Density-functional calculations on platinum nanoclusters:: Pt13, Pt38, and Pt55

The results of an accurate density-functional study of the structure, energetics and electronic structure of Pt-n clusters (with n = 13, 38, and 55) are presented. For Pt-38, a truncated octahedral geometry is considered; for Pt-13 and Pt-55, icosahedral, truncated decahedral, and cuboctahedral geometries are considered. In each case, the structure of the neutral and positively and negatively charged clusters is fully optimized within the given symmetry group. For Pt-13, allowing symmetry breaking starting from the symmetrical structures derives additional local minima. The computational procedure is thoroughly tested to keep numerical accuracy under control.
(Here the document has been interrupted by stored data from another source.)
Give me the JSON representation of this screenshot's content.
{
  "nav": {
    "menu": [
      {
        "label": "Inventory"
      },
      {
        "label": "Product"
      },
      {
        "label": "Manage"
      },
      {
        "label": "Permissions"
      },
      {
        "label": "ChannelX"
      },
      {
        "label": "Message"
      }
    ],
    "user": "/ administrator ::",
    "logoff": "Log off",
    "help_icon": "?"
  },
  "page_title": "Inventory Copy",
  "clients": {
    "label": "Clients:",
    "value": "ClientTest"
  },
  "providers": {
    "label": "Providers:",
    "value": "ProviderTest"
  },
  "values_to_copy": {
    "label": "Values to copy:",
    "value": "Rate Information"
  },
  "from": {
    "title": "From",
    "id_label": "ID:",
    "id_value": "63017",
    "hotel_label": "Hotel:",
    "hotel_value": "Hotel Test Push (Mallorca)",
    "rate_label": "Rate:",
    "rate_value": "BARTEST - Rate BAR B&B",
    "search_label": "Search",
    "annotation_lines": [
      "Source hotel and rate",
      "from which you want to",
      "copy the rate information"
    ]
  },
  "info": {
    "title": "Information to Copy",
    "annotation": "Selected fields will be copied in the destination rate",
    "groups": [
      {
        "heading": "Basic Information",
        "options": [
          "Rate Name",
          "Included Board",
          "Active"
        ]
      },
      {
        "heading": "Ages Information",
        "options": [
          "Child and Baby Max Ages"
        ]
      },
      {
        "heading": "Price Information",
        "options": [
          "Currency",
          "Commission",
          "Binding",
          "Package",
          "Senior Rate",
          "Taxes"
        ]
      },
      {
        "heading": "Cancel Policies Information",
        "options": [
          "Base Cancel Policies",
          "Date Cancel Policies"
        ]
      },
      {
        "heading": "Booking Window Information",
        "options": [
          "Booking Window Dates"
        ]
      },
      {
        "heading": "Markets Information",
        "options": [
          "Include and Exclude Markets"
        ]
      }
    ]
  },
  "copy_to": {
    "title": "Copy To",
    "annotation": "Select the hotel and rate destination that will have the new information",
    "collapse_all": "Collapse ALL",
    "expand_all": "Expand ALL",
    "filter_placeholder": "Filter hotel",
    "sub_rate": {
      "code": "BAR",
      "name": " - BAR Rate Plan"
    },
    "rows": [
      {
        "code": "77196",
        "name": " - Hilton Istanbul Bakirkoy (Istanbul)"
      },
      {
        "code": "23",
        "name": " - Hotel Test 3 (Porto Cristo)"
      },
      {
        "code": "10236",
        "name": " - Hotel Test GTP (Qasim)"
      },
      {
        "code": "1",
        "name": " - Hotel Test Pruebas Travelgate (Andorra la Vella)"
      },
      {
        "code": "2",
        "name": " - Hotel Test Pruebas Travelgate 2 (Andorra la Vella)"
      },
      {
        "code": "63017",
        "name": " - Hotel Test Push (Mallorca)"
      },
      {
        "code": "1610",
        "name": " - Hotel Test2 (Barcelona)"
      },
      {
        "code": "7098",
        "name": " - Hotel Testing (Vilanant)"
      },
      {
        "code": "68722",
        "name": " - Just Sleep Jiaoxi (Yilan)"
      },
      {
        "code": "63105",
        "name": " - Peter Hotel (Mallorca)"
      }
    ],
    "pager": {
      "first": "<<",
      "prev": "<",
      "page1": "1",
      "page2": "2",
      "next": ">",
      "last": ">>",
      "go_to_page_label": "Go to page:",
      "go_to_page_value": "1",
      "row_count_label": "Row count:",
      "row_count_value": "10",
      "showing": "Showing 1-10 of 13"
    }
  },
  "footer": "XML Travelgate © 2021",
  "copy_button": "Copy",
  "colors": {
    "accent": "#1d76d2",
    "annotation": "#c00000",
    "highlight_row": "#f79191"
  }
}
From the electronic structure point of view, it is found that these systems start developing metallic characteristics, with ionization introducing small changes. From the structural point of view, for Pt13 the icosahedral configuration is not favored, whereas it becomes the ground state for Pt55, in agreement with the predictions of atom-atom potentials. Moreover, the lowest energy configuration of Pt13 is a symmetry-broken D-4h one, while for Pt-38 and Pt-55 a peculiar rearrangement is found, corresponding to an expansion (reconstruction) of the atoms lying on (111) or (100) faces.